I asked through my tears.
“No, baby. They didn't do
a hysterectomy.”
My mom leaned to explain.
“Honey, the doctor says
it's just too dangerous for you to have another baby. Another
pregnancy could be fatal. I'm so sorry.”
I still didn't comprehend.
The doctor approached me.
“Tanya, I'd like to give
you a shot of estrogen to help stop your bleeding. It will also help
your uterus to heal without as much scarring. The only downside is
that you won't be able to breastfeed.”
I had been looking forward
to nursing my baby since my breasts had begun to swell. I had even
dreamt about it. I knew how important nursing was in bonding and we
had already been separated for several hours since his birth while I
was in surgery.
“Do I have to get the
shot?”
“It's entirely up to you.”
replied Dr. Smith.
“I don't want it, sir.”
I looked up at Ian and asked
if he was okay with that.
He said he was okay as long
as I was.
I was thinking to myself
that I needed to be as grateful for this baby I had been allowed to
give birth to. He was what we had been waiting for all these months.
All I wanted was to hold him.
Finally, everyone but Ian
filtered out and I was taken to my room. Everyone kept trying to get
me to fall asleep but I demanded to see my son.
Ian left to get the baby
from the nursery.
The moment that tiny
creature was placed in my arms, I was one hundred percent, over the
moon, head over heels in love. I felt so guilty that he had spent
the first several hours of his life with strangers in a bright
nursery. I never wanted to let him go.
It was time to nurse.
Tommy had other ideas.
I went through three nurses
and two lactation consultants and he only latched on once. I had two
IV's full of strong antibiotics and who knows what else and I was
convinced my colostrum must have tasted awful.

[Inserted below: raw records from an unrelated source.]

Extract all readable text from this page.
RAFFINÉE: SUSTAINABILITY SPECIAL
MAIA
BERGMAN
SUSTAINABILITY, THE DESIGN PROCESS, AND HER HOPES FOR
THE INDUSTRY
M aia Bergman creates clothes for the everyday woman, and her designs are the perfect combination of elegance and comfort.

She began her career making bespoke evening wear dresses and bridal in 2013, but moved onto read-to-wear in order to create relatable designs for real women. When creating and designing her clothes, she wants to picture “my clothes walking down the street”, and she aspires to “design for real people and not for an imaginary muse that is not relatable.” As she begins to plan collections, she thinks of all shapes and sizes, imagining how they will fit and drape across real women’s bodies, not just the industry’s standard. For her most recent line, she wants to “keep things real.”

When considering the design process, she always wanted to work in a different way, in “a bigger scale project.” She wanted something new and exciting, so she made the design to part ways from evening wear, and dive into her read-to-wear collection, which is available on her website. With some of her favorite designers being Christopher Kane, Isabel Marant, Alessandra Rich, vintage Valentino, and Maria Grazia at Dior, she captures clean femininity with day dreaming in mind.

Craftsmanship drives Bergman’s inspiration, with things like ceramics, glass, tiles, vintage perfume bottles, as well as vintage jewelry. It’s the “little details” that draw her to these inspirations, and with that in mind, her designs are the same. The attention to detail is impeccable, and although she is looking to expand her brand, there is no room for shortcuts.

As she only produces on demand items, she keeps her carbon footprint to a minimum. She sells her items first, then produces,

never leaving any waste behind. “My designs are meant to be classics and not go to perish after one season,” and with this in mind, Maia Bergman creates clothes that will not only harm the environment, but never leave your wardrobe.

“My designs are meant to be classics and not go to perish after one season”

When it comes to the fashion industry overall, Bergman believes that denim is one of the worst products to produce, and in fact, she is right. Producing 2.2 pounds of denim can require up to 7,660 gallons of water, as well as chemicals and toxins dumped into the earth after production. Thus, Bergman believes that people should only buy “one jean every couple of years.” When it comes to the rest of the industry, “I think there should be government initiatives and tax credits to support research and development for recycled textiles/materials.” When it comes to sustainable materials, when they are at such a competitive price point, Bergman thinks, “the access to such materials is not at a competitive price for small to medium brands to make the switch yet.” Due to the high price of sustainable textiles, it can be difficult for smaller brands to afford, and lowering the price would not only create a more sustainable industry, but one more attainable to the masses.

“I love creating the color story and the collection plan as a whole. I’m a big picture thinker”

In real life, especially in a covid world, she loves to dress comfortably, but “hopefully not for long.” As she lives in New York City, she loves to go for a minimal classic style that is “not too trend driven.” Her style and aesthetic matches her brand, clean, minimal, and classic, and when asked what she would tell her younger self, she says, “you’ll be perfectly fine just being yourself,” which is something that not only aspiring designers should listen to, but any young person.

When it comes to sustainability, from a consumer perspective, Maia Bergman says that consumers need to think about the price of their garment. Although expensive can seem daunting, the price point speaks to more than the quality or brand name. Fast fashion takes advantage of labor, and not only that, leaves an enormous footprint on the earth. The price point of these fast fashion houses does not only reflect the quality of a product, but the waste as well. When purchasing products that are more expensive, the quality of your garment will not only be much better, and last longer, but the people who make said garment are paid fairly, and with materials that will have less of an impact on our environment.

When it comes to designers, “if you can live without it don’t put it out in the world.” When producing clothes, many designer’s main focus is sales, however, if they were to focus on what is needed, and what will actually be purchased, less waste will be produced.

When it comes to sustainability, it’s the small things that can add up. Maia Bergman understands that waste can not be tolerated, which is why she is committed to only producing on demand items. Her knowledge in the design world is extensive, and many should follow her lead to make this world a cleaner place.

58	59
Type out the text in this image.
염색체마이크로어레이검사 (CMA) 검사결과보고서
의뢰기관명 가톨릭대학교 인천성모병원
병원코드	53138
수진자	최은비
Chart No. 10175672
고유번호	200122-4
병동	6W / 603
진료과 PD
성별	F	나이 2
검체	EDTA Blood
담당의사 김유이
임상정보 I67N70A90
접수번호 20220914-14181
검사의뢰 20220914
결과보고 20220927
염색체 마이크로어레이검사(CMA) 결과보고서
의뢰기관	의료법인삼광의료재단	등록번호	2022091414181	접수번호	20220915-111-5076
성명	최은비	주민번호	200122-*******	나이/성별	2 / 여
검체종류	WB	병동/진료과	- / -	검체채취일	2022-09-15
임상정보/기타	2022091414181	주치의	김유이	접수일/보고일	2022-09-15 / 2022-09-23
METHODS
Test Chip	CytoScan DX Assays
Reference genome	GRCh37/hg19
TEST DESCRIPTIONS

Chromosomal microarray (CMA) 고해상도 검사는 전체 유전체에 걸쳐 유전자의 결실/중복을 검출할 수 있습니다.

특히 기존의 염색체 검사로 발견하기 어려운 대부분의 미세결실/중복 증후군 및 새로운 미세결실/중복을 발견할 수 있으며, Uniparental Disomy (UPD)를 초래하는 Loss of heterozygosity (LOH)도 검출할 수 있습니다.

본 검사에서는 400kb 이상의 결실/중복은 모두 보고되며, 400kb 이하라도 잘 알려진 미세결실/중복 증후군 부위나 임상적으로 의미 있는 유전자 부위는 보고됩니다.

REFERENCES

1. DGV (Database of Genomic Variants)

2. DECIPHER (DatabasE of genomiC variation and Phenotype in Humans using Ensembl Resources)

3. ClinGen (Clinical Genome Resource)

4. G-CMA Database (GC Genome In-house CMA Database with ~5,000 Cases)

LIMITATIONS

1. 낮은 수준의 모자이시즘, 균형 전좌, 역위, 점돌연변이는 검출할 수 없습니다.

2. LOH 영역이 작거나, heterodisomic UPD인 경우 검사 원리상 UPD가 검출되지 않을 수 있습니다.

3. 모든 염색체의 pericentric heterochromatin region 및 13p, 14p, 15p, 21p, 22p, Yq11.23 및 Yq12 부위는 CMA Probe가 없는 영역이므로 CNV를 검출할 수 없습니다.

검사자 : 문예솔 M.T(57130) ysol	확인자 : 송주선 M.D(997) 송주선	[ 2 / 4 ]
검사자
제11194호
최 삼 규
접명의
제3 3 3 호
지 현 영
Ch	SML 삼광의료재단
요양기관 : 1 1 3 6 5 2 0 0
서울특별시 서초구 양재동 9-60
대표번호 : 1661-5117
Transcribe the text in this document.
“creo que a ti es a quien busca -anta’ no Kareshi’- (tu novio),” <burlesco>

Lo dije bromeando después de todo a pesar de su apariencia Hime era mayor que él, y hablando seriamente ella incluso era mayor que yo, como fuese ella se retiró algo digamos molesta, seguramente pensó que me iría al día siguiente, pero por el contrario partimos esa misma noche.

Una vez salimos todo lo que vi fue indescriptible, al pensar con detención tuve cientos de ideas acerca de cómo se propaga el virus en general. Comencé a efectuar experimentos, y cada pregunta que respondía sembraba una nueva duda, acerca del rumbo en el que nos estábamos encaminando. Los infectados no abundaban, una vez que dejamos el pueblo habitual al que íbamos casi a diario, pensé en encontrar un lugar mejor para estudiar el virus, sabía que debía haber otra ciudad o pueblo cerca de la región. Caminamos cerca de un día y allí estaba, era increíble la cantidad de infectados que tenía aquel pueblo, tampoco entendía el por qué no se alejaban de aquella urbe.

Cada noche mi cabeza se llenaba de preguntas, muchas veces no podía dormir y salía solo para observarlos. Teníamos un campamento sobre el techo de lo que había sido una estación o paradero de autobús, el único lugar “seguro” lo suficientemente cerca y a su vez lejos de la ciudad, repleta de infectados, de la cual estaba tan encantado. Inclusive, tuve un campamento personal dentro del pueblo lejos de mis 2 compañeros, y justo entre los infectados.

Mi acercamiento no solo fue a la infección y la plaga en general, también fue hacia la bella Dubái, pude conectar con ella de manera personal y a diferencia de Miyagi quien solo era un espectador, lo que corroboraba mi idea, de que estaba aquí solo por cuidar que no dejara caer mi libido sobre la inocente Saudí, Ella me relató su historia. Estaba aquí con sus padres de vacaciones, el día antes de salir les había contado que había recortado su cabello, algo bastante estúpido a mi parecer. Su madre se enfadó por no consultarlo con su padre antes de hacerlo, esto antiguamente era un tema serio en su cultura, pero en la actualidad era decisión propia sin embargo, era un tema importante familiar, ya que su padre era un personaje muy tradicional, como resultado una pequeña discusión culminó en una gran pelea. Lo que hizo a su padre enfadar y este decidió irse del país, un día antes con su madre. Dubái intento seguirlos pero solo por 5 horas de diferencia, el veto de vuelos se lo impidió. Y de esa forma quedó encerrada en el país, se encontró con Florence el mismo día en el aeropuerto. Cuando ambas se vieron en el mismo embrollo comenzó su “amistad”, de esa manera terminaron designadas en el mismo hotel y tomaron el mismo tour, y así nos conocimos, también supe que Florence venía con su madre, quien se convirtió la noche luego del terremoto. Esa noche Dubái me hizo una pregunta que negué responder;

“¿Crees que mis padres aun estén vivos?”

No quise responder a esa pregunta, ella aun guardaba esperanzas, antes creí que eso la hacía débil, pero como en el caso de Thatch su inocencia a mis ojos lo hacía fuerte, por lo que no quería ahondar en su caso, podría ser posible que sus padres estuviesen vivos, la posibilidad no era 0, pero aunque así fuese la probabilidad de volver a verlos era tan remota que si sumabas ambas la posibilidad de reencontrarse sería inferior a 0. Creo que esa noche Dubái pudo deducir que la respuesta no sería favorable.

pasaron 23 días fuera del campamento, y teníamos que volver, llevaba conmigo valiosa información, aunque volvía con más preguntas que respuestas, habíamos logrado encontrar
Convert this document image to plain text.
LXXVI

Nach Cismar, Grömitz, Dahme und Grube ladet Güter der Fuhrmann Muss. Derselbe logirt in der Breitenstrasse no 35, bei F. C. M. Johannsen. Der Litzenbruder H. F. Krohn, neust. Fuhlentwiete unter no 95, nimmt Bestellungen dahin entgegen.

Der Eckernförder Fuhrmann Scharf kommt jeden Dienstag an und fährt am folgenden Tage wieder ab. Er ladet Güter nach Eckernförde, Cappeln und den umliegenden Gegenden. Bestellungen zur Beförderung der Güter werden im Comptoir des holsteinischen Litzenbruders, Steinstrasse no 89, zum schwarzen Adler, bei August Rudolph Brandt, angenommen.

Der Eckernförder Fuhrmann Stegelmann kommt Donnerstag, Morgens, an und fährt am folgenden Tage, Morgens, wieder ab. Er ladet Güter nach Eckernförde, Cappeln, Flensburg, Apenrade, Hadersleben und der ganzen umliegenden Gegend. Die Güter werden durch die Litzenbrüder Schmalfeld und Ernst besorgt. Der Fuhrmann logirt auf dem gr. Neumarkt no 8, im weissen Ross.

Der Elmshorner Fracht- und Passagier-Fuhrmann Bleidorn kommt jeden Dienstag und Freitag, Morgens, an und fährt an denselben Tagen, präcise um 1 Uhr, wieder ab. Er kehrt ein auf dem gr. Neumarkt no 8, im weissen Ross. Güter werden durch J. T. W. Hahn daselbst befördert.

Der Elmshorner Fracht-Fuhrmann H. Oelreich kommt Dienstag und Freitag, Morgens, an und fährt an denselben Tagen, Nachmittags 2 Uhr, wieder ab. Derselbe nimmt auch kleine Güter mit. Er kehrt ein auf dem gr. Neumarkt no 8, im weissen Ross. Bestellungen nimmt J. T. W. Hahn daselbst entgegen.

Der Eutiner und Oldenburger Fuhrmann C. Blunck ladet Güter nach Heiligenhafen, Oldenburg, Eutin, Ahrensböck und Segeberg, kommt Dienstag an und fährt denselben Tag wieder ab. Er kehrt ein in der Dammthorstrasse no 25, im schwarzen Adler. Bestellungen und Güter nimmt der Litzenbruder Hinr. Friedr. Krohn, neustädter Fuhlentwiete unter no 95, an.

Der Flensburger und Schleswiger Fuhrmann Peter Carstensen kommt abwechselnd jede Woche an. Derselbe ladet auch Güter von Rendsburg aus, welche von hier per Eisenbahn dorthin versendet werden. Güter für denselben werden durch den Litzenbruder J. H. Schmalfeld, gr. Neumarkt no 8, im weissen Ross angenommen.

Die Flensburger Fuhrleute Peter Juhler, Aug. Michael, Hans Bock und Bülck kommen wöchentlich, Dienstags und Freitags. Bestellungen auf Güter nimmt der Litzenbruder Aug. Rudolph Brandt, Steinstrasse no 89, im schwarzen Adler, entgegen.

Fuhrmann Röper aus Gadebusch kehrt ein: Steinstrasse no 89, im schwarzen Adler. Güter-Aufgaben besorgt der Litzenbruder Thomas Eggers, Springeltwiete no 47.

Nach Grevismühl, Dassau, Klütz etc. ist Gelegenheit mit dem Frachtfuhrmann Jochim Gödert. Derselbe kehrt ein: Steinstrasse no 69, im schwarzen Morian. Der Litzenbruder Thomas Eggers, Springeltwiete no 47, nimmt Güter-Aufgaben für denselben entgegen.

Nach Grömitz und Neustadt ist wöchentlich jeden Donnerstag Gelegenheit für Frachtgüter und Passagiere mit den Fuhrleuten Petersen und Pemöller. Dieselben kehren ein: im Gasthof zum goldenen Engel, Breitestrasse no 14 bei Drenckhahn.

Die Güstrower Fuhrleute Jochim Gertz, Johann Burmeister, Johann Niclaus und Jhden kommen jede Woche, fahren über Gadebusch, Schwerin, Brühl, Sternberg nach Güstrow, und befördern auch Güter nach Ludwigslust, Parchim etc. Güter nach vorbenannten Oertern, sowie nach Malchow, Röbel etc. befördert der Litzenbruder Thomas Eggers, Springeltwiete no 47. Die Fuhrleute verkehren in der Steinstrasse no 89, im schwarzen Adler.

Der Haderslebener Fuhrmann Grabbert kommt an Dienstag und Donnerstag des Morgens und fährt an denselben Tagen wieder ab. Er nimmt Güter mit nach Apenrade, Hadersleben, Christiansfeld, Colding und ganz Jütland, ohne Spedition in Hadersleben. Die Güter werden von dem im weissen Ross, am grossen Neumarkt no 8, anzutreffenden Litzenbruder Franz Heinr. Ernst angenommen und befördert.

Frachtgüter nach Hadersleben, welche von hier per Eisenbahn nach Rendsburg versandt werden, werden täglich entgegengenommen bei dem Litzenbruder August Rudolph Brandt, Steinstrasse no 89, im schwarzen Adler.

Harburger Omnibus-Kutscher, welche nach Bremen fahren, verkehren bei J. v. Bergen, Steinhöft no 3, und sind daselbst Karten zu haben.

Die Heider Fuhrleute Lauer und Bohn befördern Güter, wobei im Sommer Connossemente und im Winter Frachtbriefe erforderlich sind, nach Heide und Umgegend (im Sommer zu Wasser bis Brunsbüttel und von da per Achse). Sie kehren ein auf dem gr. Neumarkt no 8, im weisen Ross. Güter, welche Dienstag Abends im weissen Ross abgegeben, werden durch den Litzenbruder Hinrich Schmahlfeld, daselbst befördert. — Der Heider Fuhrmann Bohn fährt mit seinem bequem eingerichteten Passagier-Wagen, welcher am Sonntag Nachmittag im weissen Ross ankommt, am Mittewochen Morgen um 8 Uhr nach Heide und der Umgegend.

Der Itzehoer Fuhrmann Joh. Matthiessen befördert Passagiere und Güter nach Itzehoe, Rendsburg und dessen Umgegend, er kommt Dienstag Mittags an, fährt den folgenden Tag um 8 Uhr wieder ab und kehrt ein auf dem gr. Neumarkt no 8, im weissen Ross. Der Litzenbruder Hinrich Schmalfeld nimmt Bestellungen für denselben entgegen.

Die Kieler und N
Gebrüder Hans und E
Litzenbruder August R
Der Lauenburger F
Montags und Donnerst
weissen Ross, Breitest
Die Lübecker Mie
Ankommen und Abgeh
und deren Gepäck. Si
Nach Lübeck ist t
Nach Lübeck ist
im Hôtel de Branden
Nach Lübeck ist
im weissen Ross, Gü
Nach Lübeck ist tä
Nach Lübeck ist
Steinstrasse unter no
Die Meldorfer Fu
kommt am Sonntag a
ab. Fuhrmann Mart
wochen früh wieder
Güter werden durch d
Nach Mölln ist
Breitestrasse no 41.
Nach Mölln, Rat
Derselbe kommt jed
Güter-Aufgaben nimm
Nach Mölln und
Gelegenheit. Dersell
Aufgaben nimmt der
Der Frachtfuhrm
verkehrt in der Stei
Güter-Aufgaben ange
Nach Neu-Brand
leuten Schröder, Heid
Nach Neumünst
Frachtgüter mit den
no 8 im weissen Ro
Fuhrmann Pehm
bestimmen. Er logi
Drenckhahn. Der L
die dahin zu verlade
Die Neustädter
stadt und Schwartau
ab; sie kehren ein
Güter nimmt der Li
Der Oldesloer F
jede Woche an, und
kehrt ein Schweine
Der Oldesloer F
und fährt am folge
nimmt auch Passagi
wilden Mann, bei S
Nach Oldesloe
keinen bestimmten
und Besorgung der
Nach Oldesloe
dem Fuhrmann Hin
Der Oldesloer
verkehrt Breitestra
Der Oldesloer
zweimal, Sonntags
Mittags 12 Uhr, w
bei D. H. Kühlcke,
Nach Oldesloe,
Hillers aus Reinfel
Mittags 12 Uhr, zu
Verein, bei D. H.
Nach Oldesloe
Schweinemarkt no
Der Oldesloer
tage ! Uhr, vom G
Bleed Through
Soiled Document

After his first eager
taste, he scrunched up his face and began to scream. (After a week of
trying and constant crying-from both of us-we gave up on nursing and
I pumped my milk for a month into a bottle which he had no problem
taking.)
That first night in the
hospital, I barely slept. I kept trying to feed my son but my
efforts continually failed and the nursery gave him supplemental
nourishment. By the next morning, I couldn't keep my eyes open. I
had decided to have the baby room-in with me but Ian insisted that
night that I needed to sleep or I wouldn't be any good to the baby.
He took the baby to the nursery and the nurse slipped something into
my IV.
I woke up, crying, to
darkness and Ian's voice replaying in my mind “no more babies,
little one. No more babies.”
One of the things that had
gotten me through this difficult pregnancy was the thought that maybe
next time it wouldn't be so bad.
I had spent so much of the
last eight and a half months miserable with vomitting and back aches
and heartburn and sciatic nerve pain that I'd been so ready for the
baby to hurry up and be born. Now, he was here and I was never going
to feel another baby moving inside of me. I would never have the
chance to try and enjoy another pregnancy.
I began to sob
uncontrollably.
Ian woke up from the tiny
uncomfortable chair wedged in the corner of the small room.
“What's the matter cutie?”
he asked attentively.
“I should have tried to
enjoy this pregnancy more. Why didn't I try to enjoy it more? I'm
never going to have another baby. My body is still defective! Our
boy will never have a brother or sister. He's going to miss out on
so much because of me and this stupid body of mine! I can't even
nurse him! What kind of mother am I?” I blubbered.
I knew I was being self
centered and that my hormone levels were going crazy and everything,
literally, EVERYTHING, made me cry. The thought that my baby wouldn't
nurse and I'd never have a chance to try again with another baby
somewhere down the road was too much for me at that moment. I felt as
though all my choices had been taken away.
Then they brought Tommy in and I held him close as I thought, “You
are the only child I need. You are HERE and I will never let you
think you aren't enough for me or anyone else.”